Wien - Keine konkreten Ergebnisse hat am Mittwochabend ein Treffen der Schulpartner mit Bildungsministerin Gabriele Heinisch-Hosek (SPÖ) zur Zentralmatura gebracht. Die Ministerin habe zwar angekündigt, das für die neue Matura zuständige Bundesinstitut für Bildungsforschung (Bifie) umfassend zu prüfen. Einen "Masterplan" scheine sie aber nicht zu haben, sagte Lehrergewerkschafter Paul Kimberger.

Bei der Zusammenkunft, bei der die Pannen bei der schriftlichen Zentralmatura erörtert wurden, habe eine "schlechte Stimmung" geherrscht, meinte Kimberger. Die Ministerin habe sich parallel mit dem Bifie-Aufsichtsrat getroffen.

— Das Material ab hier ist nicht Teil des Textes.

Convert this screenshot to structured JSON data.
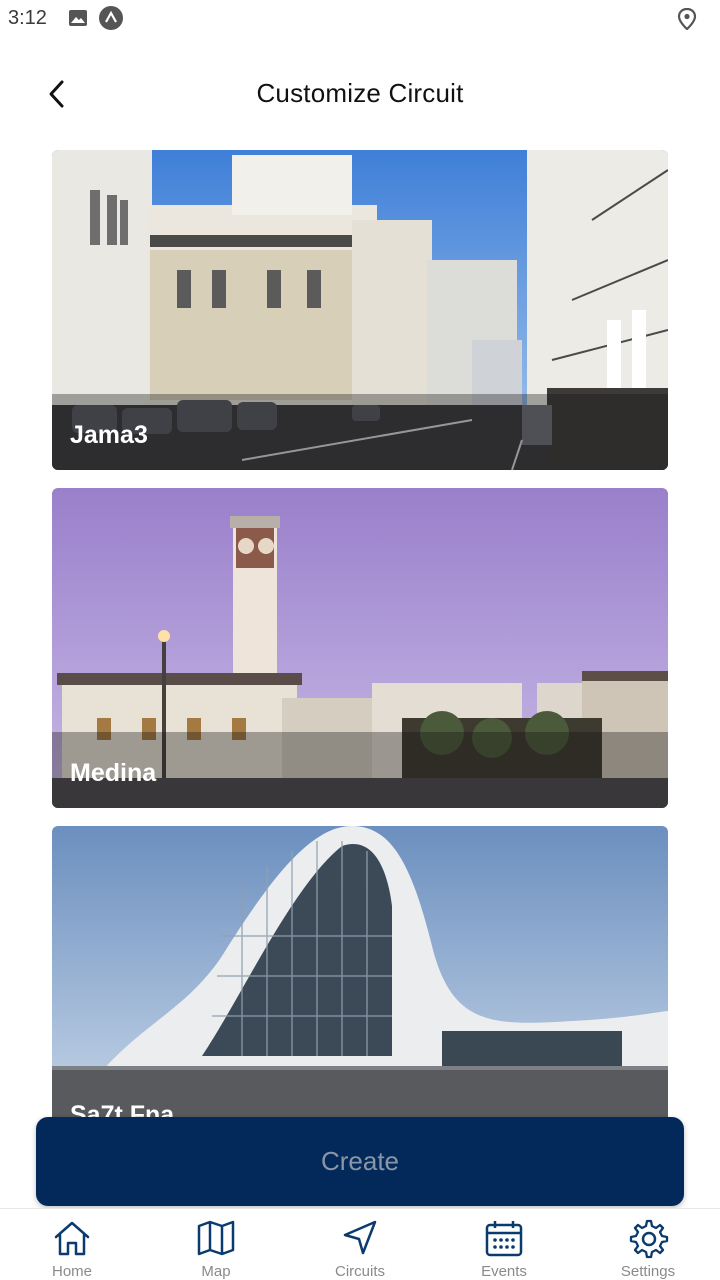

Einzige konkrete Vereinbarung des Abends sei gewesen, dass bei der umstrittenen Grenze, ab der Klausuren in den lebenden Fremdsprachen positiv sind, die Letztentscheidung bei den Lehrern liegen soll. Das Bifie hatte für Empörung gesorgt, indem die Grenze wegen etwas leichterer Testpakete von bisher 60 auf 63 Prozent der Punkte angehoben worden war. "Hier gibt es jetzt eine mündliche Zusage, mal sehen, was sie wert ist", sagte Kimberger.

"Atmosphärisch sehr gut"

Elternvertreterin Susanne Schmid sprach dagegen von einem "atmosphärisch sehr guten Treffen": "Man hat uns gut zugehört." Die von den Eltern vorgetragene Mängelliste sei sehr lang gewesen, im Vordergrund seien die Notenschwellen bei den lebenden Fremdsprachen und die Kritik an der "nicht unproblematischen" literarischen Aufgabe in Deutsch gestanden: "Ich verstehe nicht, warum man gerade so einen Text auswählt. Da sitzen viele Wissenschafter in einem Gremium - nach zehn Minuten Internetrecherche über den Autor hätte ich sagen können, dass das zu Kritik führen wird." Schmid ist nun aber guter Dinge, dass die Vorgangsweise in Sachen Zentralmatura besser wird: "Man hat uns durchaus viele Änderungen in Aussicht gestellt."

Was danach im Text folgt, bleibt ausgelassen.